Mais d’où provient cette terre appelée ocre aux couleurs flamboyantes, allant du jaune clair au rouge foncé, presque violacé ? Chaussez vos palmes et équipez-vous d’un masque et d’un tuba, notre première halte se fait au fond de la mer, il y a 110 millions d’années, dans une zone aujourd’hui appelée Sentier des ocres.
Du vert qui devient jaune, puis rouge et nous voici en 1880. Cette fois le casque et la pioche sont de rigueur. Après un démarrage lent et progressif, l’industrie de l’ocre fait rage en Luberon. A l’aide de haches, les terrains sont défrichés, les arbres sont arrachés. La couche de stérile est déblayée. Puis le contremaître installe la poudre noire pour faire exploser les blocs et les sables ocreux sont amenés par tombereaux dans les usines.

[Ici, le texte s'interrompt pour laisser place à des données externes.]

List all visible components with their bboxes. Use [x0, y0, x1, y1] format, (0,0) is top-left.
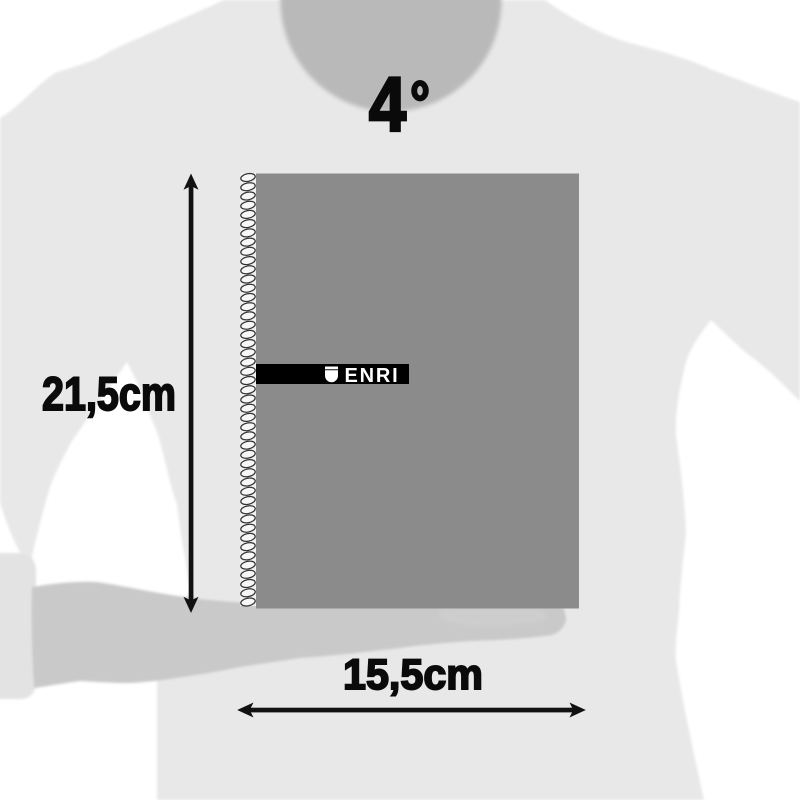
svg-text:15,5cm: 15,5cm: [343, 651, 483, 699]
svg-text:ENRI: ENRI: [345, 365, 400, 387]
svg-text:21,5cm: 21,5cm: [42, 367, 176, 420]
svg-text:4: 4: [369, 63, 406, 148]
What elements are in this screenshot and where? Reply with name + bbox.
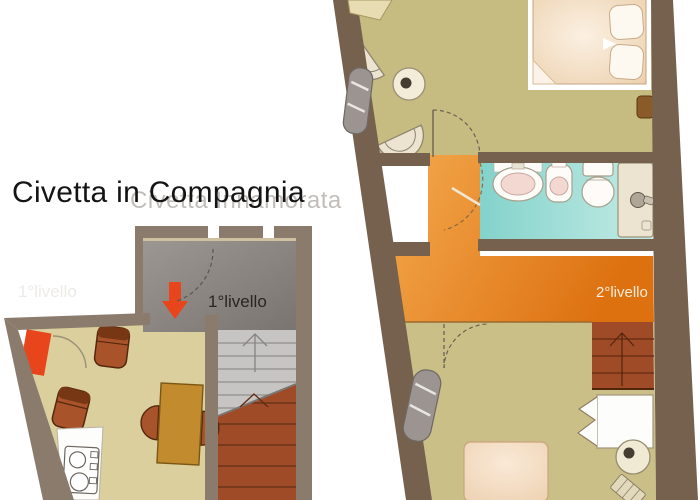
side-table-lower <box>616 440 650 474</box>
shower <box>618 163 655 237</box>
toilet <box>582 162 614 207</box>
pillow-1 <box>609 4 644 40</box>
level2-label: 2°livello <box>596 284 648 301</box>
dining-chair-top <box>94 325 131 369</box>
level2-right-wall <box>651 0 698 500</box>
floorplan-canvas: 1°livello 1°livello <box>0 0 700 500</box>
pillow-2 <box>609 44 644 80</box>
stairs-left-wall <box>205 315 218 500</box>
level1-staircase <box>218 330 296 500</box>
sink <box>493 162 543 201</box>
bed-upper <box>528 0 651 90</box>
shower-head-icon <box>631 193 646 208</box>
nightstand <box>637 96 654 118</box>
level1-plan: 1°livello 1°livello <box>4 226 312 500</box>
bed-lower <box>464 442 548 500</box>
staircase-level2 <box>592 322 654 390</box>
bathroom-top-wall <box>478 152 653 163</box>
entry-left-wall <box>135 241 143 319</box>
dining-table <box>157 383 203 465</box>
bidet <box>546 162 572 202</box>
level1-right-wall <box>296 226 312 500</box>
floorplan-svg: 1°livello 1°livello <box>0 0 700 500</box>
level2-plan: 2°livello <box>333 0 698 500</box>
upper-split-wall <box>370 153 430 166</box>
white-room-bottom-wall <box>390 242 430 256</box>
side-table-upper <box>393 68 425 100</box>
level1-entry-floor <box>143 240 296 332</box>
top-wall-sill <box>143 238 296 241</box>
bathroom-bottom-wall <box>478 239 655 251</box>
level1-label: 1°livello <box>208 292 267 311</box>
level1-watermark: 1°livello <box>18 282 77 301</box>
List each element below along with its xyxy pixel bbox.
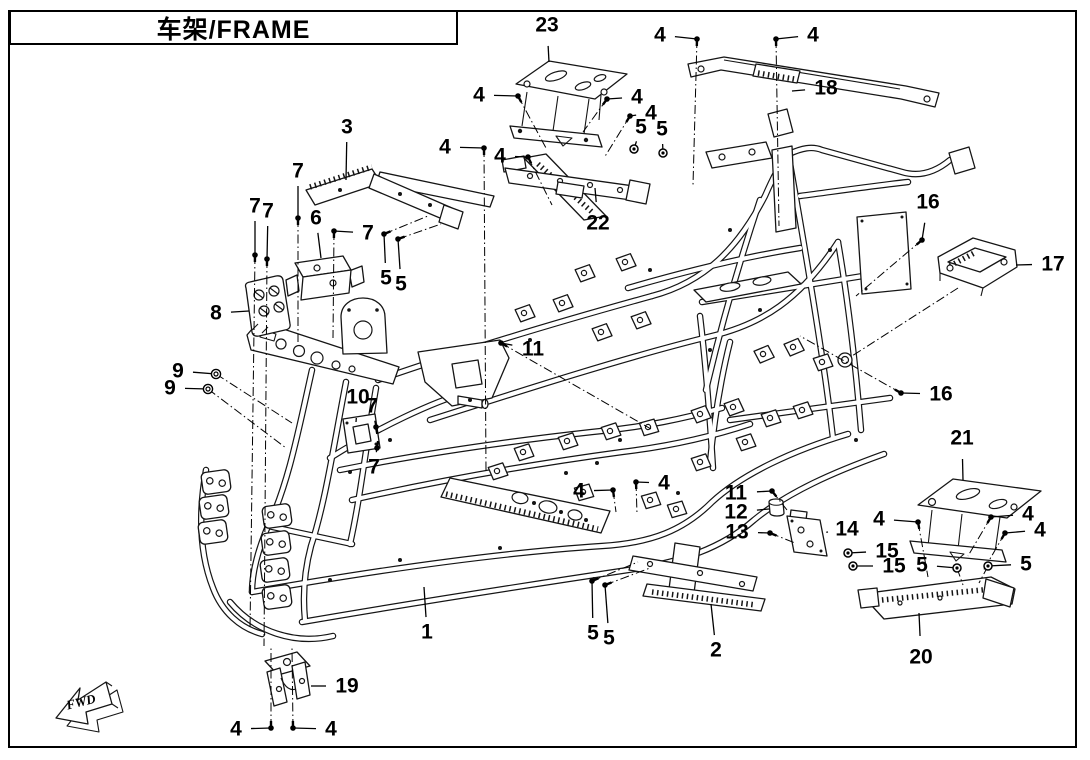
callout-leader-line [293,728,316,729]
callout-leader-line [592,581,593,618]
callout-number-16: 16 [929,383,952,406]
callout-7: 7 [292,160,304,343]
callout-4: 4 [654,24,700,186]
bolt-icon [290,725,296,731]
part-2-drawing [629,543,765,611]
part-12-drawing [769,499,784,516]
callout-number-7: 7 [362,222,374,245]
callout-dash-line [216,374,292,423]
tube-core [201,470,262,634]
callout-number-4: 4 [473,84,485,107]
callout-19: 19 [311,675,359,698]
bolt-icon [525,154,531,160]
rear-panel [857,212,911,294]
callout-leader-line [962,459,963,480]
callout-20: 20 [909,613,932,669]
callout-4: 4 [983,519,1046,572]
callout-leader-line [334,231,353,232]
callout-number-14: 14 [835,518,859,541]
bolt-icon [498,340,504,346]
bolt-icon [373,424,379,430]
part-19-drawing [265,652,310,706]
callout-number-4: 4 [439,136,451,159]
bolt-icon [915,519,921,525]
callout-1: 1 [421,587,433,644]
bolt-icon [264,256,270,262]
callout-23: 23 [535,14,558,63]
part-17-alignment-line [852,288,958,356]
callout-3: 3 [341,116,353,181]
part-8-drawing [246,276,291,336]
callout-13: 13 [725,521,795,544]
callout-number-4: 4 [631,86,643,109]
callout-number-3: 3 [341,116,353,139]
callout-number-5: 5 [635,116,647,139]
callout-number-1: 1 [421,621,433,644]
callout-number-5: 5 [916,554,928,577]
callout-number-5: 5 [587,622,599,645]
callout-5: 5 [916,554,963,586]
bolt-icon [515,93,521,99]
callout-14: 14 [826,518,859,541]
callout-leader-line [460,147,484,148]
callout-leader-line [792,90,805,91]
callout-leader-line [776,37,798,39]
callout-leader-line [919,613,920,636]
callout-2: 2 [710,604,722,662]
callout-number-5: 5 [1020,553,1032,576]
callout-number-7: 7 [368,456,380,479]
callout-number-2: 2 [710,639,722,662]
grab-bar-cap-left [768,109,793,137]
callout-number-5: 5 [656,118,668,141]
callout-leader-line [605,585,608,623]
bolt-icon [602,582,608,588]
bolt-icon [331,228,337,234]
callout-number-4: 4 [230,718,242,741]
callout-number-7: 7 [262,200,274,223]
tube-core [800,182,908,196]
callout-number-4: 4 [1022,503,1034,526]
callout-leader-line [1005,531,1025,533]
callout-leader-line [494,95,518,96]
callout-number-4: 4 [654,24,666,47]
callout-5: 5 [602,568,650,650]
callout-number-4: 4 [325,718,337,741]
nut-icon [851,564,854,567]
callout-leader-line [894,520,918,522]
callout-8: 8 [210,302,249,325]
callout-leader-line [346,142,347,180]
washer-icon [214,372,218,376]
callout-9: 9 [172,360,292,424]
bolt-icon [268,725,274,731]
part-14-drawing [787,510,827,556]
bolt-icon [627,113,633,119]
callout-leader-line [711,604,714,635]
bolt-icon [1002,530,1008,536]
callout-5: 5 [395,224,441,296]
bolt-icon [252,252,258,258]
title-box: 车架/FRAME [9,10,458,45]
bolt-icon [769,488,775,494]
nut-icon [955,566,958,569]
callout-leader-line [267,226,268,259]
nut-icon [632,147,635,150]
callout-5: 5 [630,116,647,154]
callout-number-21: 21 [950,427,974,450]
callout-number-18: 18 [814,77,838,100]
bolt-icon [395,236,401,242]
bolt-icon [633,479,639,485]
nut-icon [986,564,989,567]
callout-dash-line [208,389,286,448]
callout-leader-line [398,239,400,269]
callout-5: 5 [656,118,668,158]
callout-number-13: 13 [725,521,748,544]
callout-number-4: 4 [807,24,819,47]
callout-leader-line [318,233,321,258]
callout-number-8: 8 [210,302,222,325]
callout-number-22: 22 [586,212,609,235]
callout-number-15: 15 [882,555,906,578]
nut-icon [846,551,849,554]
parts-diagram-page: 2344184445534477767225516178119910716721… [0,0,1090,760]
callout-dash-line [333,231,334,338]
bolt-icon [694,36,700,42]
frame-artwork [198,57,1041,706]
callout-number-16: 16 [916,191,939,214]
part-6-drawing [286,256,364,300]
callout-number-5: 5 [395,273,407,296]
grab-bar-cap-right [949,147,975,174]
callout-number-7: 7 [249,195,261,218]
callout-leader-line [251,728,271,729]
callout-leader-line [231,311,249,312]
bolt-icon [610,487,616,493]
callout-number-23: 23 [535,14,558,37]
callout-number-4: 4 [873,508,885,531]
page-title: 车架/FRAME [157,10,311,46]
callout-number-7: 7 [292,160,304,183]
bolt-icon [589,578,595,584]
callouts-layer: 2344184445534477767225516178119910716721… [164,14,1065,741]
callout-number-19: 19 [335,675,358,698]
callout-6: 6 [310,207,322,259]
callout-number-20: 20 [909,646,932,669]
bolt-icon [381,231,387,237]
callout-number-5: 5 [603,627,615,650]
bolt-icon [295,215,301,221]
bolt-icon [988,514,994,520]
part-20-drawing [858,577,1015,619]
bolt-icon [481,145,487,151]
callout-17: 17 [1016,253,1065,276]
callout-number-4: 4 [573,480,585,503]
callout-number-7: 7 [366,395,378,418]
tube-core [789,158,833,438]
steering-arch-bracket [341,298,387,354]
part-17-drawing [938,238,1017,296]
washer-icon [206,387,210,391]
callout-number-4: 4 [1034,519,1046,542]
callout-dash-line [604,116,630,158]
bolt-icon [919,237,925,243]
callout-number-4: 4 [494,145,506,168]
callout-11: 11 [498,338,651,430]
bolt-icon [898,390,904,396]
callout-21: 21 [950,427,974,481]
part-22-drawing [502,154,650,220]
callout-number-5: 5 [380,267,392,290]
bolt-icon [374,445,380,451]
bolt-icon [773,36,779,42]
bolt-icon [767,530,773,536]
nut-icon [661,151,664,154]
callout-leader-line [384,234,385,263]
bolt-icon [604,96,610,102]
callout-number-9: 9 [164,377,176,400]
part-23-drawing [510,61,627,147]
callout-leader-line [675,37,697,39]
callout-9: 9 [164,377,286,449]
callout-number-6: 6 [310,207,322,230]
callout-dash-line [693,39,697,185]
callout-number-11: 11 [522,338,545,361]
callout-leader-line [548,46,549,62]
callout-leader-line [594,490,613,491]
callout-number-4: 4 [658,472,670,495]
frame-exploded-diagram: 2344184445534477767225516178119910716721… [0,0,1090,760]
fwd-marker: FWD [56,682,123,732]
callout-number-17: 17 [1041,253,1064,276]
part-3-drawing [306,167,494,229]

Camille Mathieu était l’un de ces ocriers. De son usine, reste aujourd’hui les systèmes de lavage et les moulins, totalement restaurés. Depuis 1994, la coopérative ôkhra y a installé un Conservatoire des ocres et de la couleur. C’est là que vous sera contée la grande Histoire de l’ocre : son parcours dans l’usine (le lavage, la cuisson, le broyage, le conditionnement et l’expédition) mais aussi ses usages (industriels et artistiques).
Et pour clore cette immersion au pays des ocres, rien de tel qu’un atelier de mise en pratique : grâce à l’atelier « nuancier des ocres et couleurs », chaque participant apprendra à fabriquer ses peintures naturelles à base d’ocre et repartira avec son nuancier.